For the cranberry sauce:
Place 12 ounces fresh or frozen cranberries, 3/4 cup granulated sugar, 1 teaspoon orange zest and a pinch of salt in a heavy medium saucepan. Cook, stirring, over medium heat until sugar dissolves. Continue to cook, stirring occasionally, until the cranberries burst and the sauce thickens, about 15 minutes. Remove from heat and cool completely.
13 thoughts on “Cranberry Streusel Coffee Cake”
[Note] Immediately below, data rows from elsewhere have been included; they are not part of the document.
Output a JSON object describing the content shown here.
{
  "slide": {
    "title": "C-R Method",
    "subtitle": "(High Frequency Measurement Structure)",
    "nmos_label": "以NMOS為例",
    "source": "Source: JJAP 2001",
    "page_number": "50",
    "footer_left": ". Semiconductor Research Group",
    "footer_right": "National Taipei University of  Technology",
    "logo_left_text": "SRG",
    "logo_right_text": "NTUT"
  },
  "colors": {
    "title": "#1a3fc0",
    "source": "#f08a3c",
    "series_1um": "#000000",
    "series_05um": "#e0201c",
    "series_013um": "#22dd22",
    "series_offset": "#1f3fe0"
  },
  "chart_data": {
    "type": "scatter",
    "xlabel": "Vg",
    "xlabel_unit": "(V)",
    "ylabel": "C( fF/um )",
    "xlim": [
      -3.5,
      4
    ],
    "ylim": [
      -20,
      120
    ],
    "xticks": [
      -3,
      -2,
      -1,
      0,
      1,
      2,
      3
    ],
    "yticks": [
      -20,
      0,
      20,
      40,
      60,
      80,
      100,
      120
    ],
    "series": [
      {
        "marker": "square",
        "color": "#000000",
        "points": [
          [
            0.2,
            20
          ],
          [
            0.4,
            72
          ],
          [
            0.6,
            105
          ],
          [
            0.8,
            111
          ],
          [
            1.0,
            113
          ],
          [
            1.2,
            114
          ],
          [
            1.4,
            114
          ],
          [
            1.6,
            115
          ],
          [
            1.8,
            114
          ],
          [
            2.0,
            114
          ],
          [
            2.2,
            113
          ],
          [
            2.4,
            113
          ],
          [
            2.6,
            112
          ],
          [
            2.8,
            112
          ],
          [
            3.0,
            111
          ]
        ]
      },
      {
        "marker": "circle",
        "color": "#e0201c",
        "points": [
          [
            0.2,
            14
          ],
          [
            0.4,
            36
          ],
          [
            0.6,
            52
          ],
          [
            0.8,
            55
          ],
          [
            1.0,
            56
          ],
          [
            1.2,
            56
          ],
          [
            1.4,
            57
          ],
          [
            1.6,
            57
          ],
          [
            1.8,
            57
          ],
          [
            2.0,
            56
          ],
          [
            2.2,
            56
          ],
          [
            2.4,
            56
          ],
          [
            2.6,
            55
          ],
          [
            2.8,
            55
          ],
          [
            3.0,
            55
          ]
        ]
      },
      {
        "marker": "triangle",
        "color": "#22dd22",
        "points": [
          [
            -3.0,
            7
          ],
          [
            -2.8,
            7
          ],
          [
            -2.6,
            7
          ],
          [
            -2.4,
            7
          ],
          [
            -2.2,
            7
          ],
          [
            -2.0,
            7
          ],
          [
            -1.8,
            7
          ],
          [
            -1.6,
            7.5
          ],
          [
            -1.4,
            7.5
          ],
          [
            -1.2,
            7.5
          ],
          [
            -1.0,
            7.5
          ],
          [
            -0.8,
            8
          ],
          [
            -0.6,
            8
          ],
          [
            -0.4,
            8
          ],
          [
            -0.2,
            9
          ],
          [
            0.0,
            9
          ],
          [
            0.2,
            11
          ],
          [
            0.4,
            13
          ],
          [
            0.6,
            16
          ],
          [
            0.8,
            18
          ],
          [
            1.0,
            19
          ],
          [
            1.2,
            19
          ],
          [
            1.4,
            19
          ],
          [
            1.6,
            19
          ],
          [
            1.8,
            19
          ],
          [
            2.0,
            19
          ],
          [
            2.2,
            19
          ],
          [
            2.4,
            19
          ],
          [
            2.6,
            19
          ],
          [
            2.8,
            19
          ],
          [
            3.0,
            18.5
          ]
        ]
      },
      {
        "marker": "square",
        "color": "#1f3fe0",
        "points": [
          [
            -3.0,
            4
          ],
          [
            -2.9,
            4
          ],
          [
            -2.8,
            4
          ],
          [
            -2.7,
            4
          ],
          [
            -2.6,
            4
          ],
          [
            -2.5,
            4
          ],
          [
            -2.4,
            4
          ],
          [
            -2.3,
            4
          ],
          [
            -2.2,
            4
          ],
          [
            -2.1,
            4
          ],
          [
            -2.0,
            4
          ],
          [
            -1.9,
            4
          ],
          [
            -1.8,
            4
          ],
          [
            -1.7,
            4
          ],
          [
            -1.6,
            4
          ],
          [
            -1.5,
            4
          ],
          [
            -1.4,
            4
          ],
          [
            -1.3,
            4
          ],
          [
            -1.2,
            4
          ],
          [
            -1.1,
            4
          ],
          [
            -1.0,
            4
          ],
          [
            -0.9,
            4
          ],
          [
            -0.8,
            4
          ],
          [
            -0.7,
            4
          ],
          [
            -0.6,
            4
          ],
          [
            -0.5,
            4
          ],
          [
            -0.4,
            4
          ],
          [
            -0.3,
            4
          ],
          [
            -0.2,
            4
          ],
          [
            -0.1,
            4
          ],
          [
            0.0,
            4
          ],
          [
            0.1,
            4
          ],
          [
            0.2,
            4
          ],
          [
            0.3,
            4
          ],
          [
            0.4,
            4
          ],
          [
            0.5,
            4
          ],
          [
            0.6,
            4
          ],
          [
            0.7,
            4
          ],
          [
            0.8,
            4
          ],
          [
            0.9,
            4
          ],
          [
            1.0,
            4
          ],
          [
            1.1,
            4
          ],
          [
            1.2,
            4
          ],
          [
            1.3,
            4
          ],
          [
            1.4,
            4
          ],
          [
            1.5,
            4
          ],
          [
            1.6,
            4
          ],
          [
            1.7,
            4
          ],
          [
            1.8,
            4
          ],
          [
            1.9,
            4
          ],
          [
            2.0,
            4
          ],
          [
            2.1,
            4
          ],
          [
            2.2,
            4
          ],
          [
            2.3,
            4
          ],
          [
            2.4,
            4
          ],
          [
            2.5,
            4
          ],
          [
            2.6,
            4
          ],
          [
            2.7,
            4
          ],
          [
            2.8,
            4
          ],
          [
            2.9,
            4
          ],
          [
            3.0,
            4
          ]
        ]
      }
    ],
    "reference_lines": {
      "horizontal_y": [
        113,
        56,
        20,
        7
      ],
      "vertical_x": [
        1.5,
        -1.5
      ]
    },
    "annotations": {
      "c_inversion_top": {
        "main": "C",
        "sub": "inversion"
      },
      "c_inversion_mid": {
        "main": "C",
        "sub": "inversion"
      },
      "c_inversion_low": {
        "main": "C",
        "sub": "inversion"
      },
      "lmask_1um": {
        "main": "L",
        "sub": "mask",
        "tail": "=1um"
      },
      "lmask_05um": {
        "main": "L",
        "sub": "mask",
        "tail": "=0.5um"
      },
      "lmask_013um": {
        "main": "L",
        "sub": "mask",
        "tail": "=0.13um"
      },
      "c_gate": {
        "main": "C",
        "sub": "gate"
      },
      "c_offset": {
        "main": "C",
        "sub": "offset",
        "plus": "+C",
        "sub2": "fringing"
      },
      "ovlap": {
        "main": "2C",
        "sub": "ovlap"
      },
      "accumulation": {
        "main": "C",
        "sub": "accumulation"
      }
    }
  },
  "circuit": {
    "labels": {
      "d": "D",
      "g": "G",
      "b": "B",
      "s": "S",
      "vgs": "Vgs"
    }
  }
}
Divine! What a luscious filling.
Perfect use for leftover cranberry sauce – unfortunately, this year we haven’t made any, and I missed having it at TXG, so I might make a little batch to enjoy with letover turkey (frozen and waiting… 🙂
LOVE this. I’ve been thinking of repurposing them into a snack bar kind of thing, so we’re totally on the same page :-). Love, love, love this.
I love this idea. I am going to try it this weekend. I have some cranberry pomegranate sauce made. I bet it would work. We will see. Thanks for the inspiration.
Cranberry Pomegranate sounds great.
What a pretty dessert! Good job repurposing 😉
Ok, given that our Thanksgiving was a long way back, I would make a fresh batch just to have this cake. What an excellent idea.. I can almost smell it here.. all those spices.. yummm!xx
I am making my annual stash of cranberry sauce this weekend and will be sure to leave enough for your Cranberry Streusel Coffee Cake. What a beguiling fall treat!
This looks so good. Perfect for a morning treat!
Now that is just really darn pretty.
Wow, this looks fantastic! I would love some of this right now!
It must be amazing with the juice from cranberries.